“The bottom line is this: Americans can rest assured that our banking system is safe. Your deposits are safe. Let me also assure you, we will not stop at this. We’ll do whatever is needed,” Biden said in a speech.
Those remarks came after Biden greenlit a plan to protect all deposits at California’s Silicon Valley Bank (SBV) and New York’s Signature Bank, which were hit by bank runs amid fears of insolvency.
Biden insisted that the money won’t come from taxpayers, but from fees that banks pay into a Federal Deposit Insurance Corp. (FDIC) fund. He added that a 2018 bill to deregulate banks paved the way for SVB’s collapse, a message echoed by progressives.
“These recent bank failures are the direct result of leaders in Washington weakening the financial rules,” Sen. Elizabeth Warren (D-Mass.), a leading opponent of the 2018 bill that made it so that SVB wasn’t subject to stress testing and capital requirements, wrote in an opinion piece Monday.
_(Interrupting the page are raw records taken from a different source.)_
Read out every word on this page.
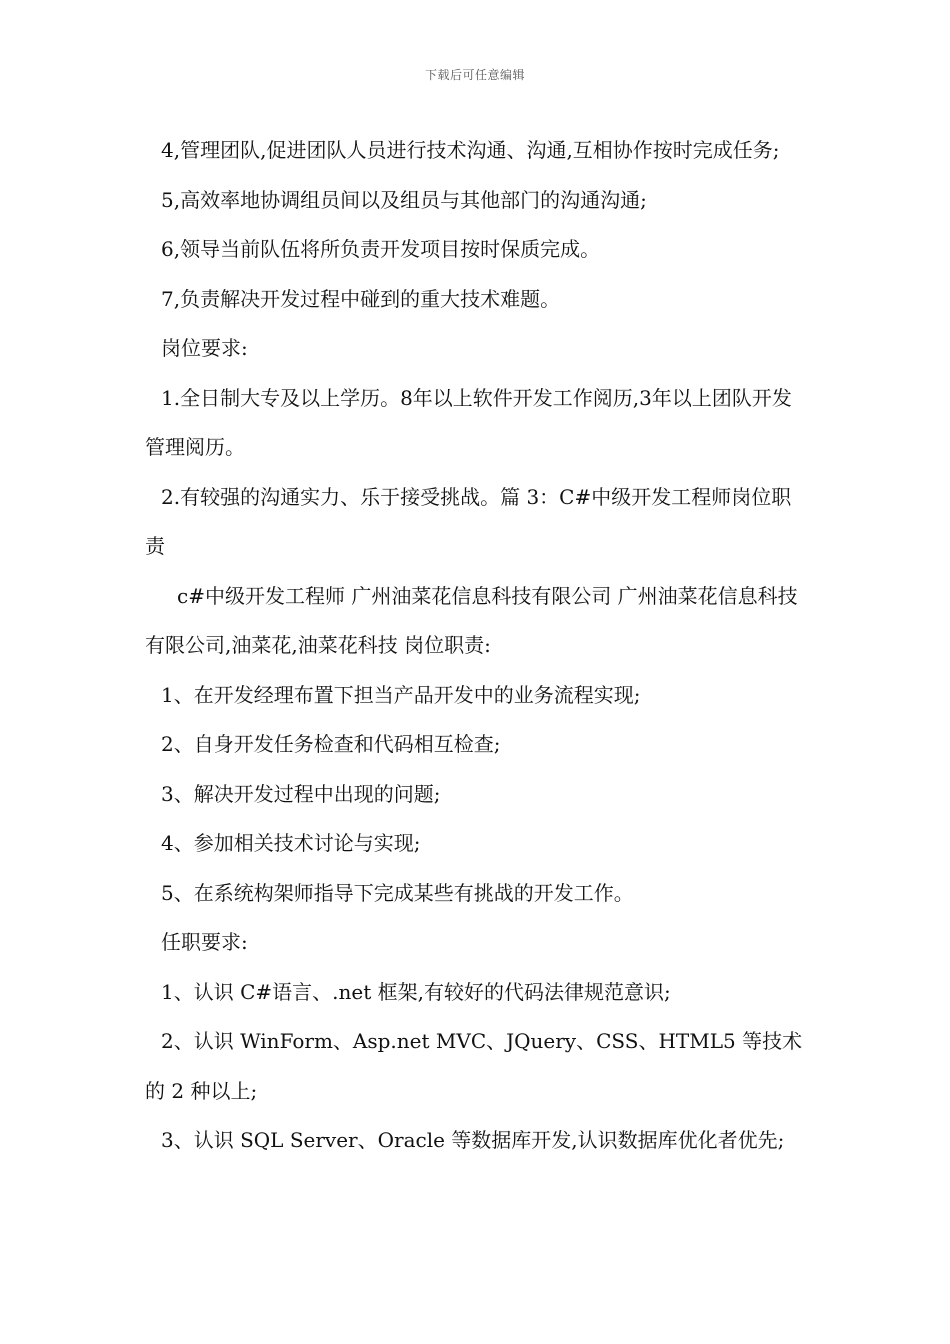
下载后可任意编辑

4,管理团队,促进团队人员进行技术沟通、沟通,互相协作按时完成任务;

5,高效率地协调组员间以及组员与其他部门的沟通沟通;

6,领导当前队伍将所负责开发项目按时保质完成。

7,负责解决开发过程中碰到的重大技术难题。

岗位要求:

1.全日制大专及以上学历。8年以上软件开发工作阅历,3年以上团队开发管理阅历。

2.有较强的沟通实力、乐于接受挑战。篇 3：C#中级开发工程师岗位职责

c#中级开发工程师 广州油菜花信息科技有限公司 广州油菜花信息科技有限公司,油菜花,油菜花科技 岗位职责:

1、在开发经理布置下担当产品开发中的业务流程实现;

2、自身开发任务检查和代码相互检查;

3、解决开发过程中出现的问题;

4、参加相关技术讨论与实现;

5、在系统构架师指导下完成某些有挑战的开发工作。

任职要求:

1、认识 C#语言、.net 框架,有较好的代码法律规范意识;

2、认识 WinForm、Asp.net MVC、JQuery、CSS、HTML5 等技术的 2 种以上;

3、认识 SQL Server、Oracle 等数据库开发,认识数据库优化者优先;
Republican lawmakers signaled Monday they will blame Biden for the banks’ collapse and criticize his decision to subsidize depositors.
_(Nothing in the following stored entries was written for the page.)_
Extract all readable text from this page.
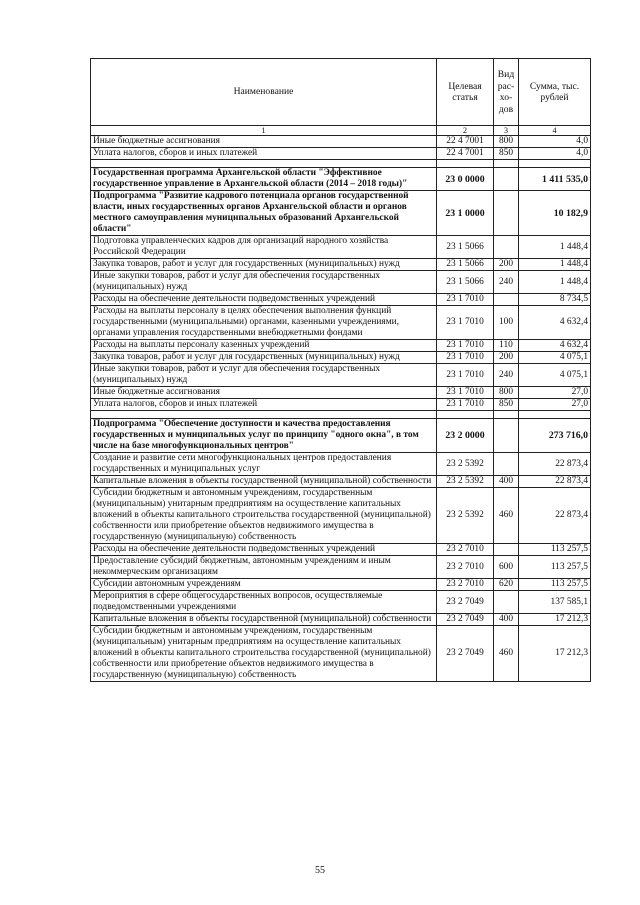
Наименование	Целевая статья	Вид рас-хо-дов	Сумма, тыс. рублей
1	2	3	4
Иные бюджетные ассигнования	22 4 7001	800	4,0
Уплата налогов, сборов и иных платежей	22 4 7001	850	4,0

Государственная программа Архангельской области "Эффективное государственное управление в Архангельской области (2014 – 2018 годы)"	23 0 0000		1 411 535,0
Подпрограмма "Развитие кадрового потенциала органов государственной власти, иных государственных органов Архангельской области и органов местного самоуправления муниципальных образований Архангельской области"	23 1 0000		10 182,9
Подготовка управленческих кадров для организаций народного хозяйства Российской Федерации	23 1 5066		1 448,4
Закупка товаров, работ и услуг для государственных (муниципальных) нужд	23 1 5066	200	1 448,4
Иные закупки товаров, работ и услуг для обеспечения государственных (муниципальных) нужд	23 1 5066	240	1 448,4
Расходы на обеспечение деятельности подведомственных учреждений	23 1 7010		8 734,5
Расходы на выплаты персоналу в целях обеспечения выполнения функций государственными (муниципальными) органами, казенными учреждениями, органами управления государственными внебюджетными фондами	23 1 7010	100	4 632,4
Расходы на выплаты персоналу казенных учреждений	23 1 7010	110	4 632,4
Закупка товаров, работ и услуг для государственных (муниципальных) нужд	23 1 7010	200	4 075,1
Иные закупки товаров, работ и услуг для обеспечения государственных (муниципальных) нужд	23 1 7010	240	4 075,1
Иные бюджетные ассигнования	23 1 7010	800	27,0
Уплата налогов, сборов и иных платежей	23 1 7010	850	27,0

Подпрограмма "Обеспечение доступности и качества предоставления государственных и муниципальных услуг по принципу "одного окна", в том числе на базе многофункциональных центров"	23 2 0000		273 716,0
Создание и развитие сети многофункциональных центров предоставления государственных и муниципальных услуг	23 2 5392		22 873,4
Капитальные вложения в объекты государственной (муниципальной) собственности	23 2 5392	400	22 873,4
Субсидии бюджетным и автономным учреждениям, государственным (муниципальным) унитарным предприятиям на осуществление капитальных вложений в объекты капитального строительства государственной (муниципальной) собственности или приобретение объектов недвижимого имущества в государственную (муниципальную) собственность	23 2 5392	460	22 873,4
Расходы на обеспечение деятельности подведомственных учреждений	23 2 7010		113 257,5
Предоставление субсидий бюджетным, автономным учреждениям и иным некоммерческим организациям	23 2 7010	600	113 257,5
Субсидии автономным учреждениям	23 2 7010	620	113 257,5
Мероприятия в сфере общегосударственных вопросов, осуществляемые подведомственными учреждениями	23 2 7049		137 585,1
Капитальные вложения в объекты государственной (муниципальной) собственности	23 2 7049	400	17 212,3
Субсидии бюджетным и автономным учреждениям, государственным (муниципальным) унитарным предприятиям на осуществление капитальных вложений в объекты капитального строительства государственной (муниципальной) собственности или приобретение объектов недвижимого имущества в государственную (муниципальную) собственность	23 2 7049	460	17 212,3
55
“The FDIC will bail out Silicon Valley billionaires, forcing community bankers in Kansas to pay for the abysmal failures of a woke California bank. What kind of precedent is that? Why do we even have a limit on FDIC insurance if we simply ignore it when times get tough?” Sen. Roger Marshall (R-Kan.) tweeted.
Wall Street, meanwhile, is concerned about the threat of a broader crisis. More than a dozen regional banks saw their stock price plummet on Monday as investors feared that their depositors would move their money to larger institutions.